Saturday, May 24, 2008
In the United States and in France (as Joyce can certainly testify!), 1968 is getting attention. I wonder if there was such a display in 1998, for the thirtieth anniversary, or in 1988, for the twentieth. I doubt it. Actually, I remember D-Day being the most discussed historical event of the 1990s, a fiftieth anniversary, and falling at a time when baby boomers started to lose their parents, the Greatest Generation.
I think that the combined presidential election year and the Iraq War make this anniversary, the fortieth, more resonant. Although we don't have to scratch very far below the surface to deflate these comparisons. The Democrats are all anti-war, unlike the pro-war Humphrey who divided the Democratic Party; McCain is hardly a Richard Nixon. We have none of the urban riots of 1967-68, in fact we have just the opposite - gentrification.
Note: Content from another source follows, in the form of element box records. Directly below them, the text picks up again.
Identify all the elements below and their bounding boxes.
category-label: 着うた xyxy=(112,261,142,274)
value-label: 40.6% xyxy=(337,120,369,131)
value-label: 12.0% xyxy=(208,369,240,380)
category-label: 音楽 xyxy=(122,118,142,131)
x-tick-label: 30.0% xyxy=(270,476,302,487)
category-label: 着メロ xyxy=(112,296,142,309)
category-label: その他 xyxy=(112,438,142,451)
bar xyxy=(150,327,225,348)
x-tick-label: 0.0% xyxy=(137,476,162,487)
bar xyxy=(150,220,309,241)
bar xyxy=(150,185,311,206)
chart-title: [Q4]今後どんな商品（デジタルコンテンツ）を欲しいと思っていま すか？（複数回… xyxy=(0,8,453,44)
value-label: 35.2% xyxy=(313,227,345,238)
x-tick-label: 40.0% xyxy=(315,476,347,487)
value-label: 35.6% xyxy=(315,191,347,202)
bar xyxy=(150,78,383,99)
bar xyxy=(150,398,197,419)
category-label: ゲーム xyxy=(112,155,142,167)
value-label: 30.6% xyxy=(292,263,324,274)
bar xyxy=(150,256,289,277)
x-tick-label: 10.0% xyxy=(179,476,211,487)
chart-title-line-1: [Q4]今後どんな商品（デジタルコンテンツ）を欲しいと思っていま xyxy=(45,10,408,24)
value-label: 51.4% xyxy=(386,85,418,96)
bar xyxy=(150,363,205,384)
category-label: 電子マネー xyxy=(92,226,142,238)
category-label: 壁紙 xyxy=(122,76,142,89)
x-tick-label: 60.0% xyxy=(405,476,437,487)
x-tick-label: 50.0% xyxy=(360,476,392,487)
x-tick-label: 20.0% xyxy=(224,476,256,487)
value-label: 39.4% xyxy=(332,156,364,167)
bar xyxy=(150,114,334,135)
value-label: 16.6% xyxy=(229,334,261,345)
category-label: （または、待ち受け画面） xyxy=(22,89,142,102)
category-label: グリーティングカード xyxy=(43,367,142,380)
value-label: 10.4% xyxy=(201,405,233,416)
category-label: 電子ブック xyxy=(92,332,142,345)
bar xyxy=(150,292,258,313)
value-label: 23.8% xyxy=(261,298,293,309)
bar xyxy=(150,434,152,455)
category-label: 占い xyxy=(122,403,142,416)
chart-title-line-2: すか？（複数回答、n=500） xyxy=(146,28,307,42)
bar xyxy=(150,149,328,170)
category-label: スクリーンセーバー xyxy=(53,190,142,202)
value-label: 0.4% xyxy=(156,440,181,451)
I suspect, as has been suggested, that the fact that the media is largely dominated by baby boomers drives the discussion of 1968: see this French editorial in the Times.
Indeed, NPR has a whole website devoted to their stories on "The Echoes of 1968" (including Robert Siegel's interesting memories of being a student-reporter at Columbia). I like that they have a broader swath of history represented in their stories. Another NPR story covers a group that wants to "recreate '68" at this summer's Democratic Convention.
What do you think? Was 1968 truly transformational? Or more transformational than any other important election year? Does the current remembrance reflect boomer nostalgia or something else in the air?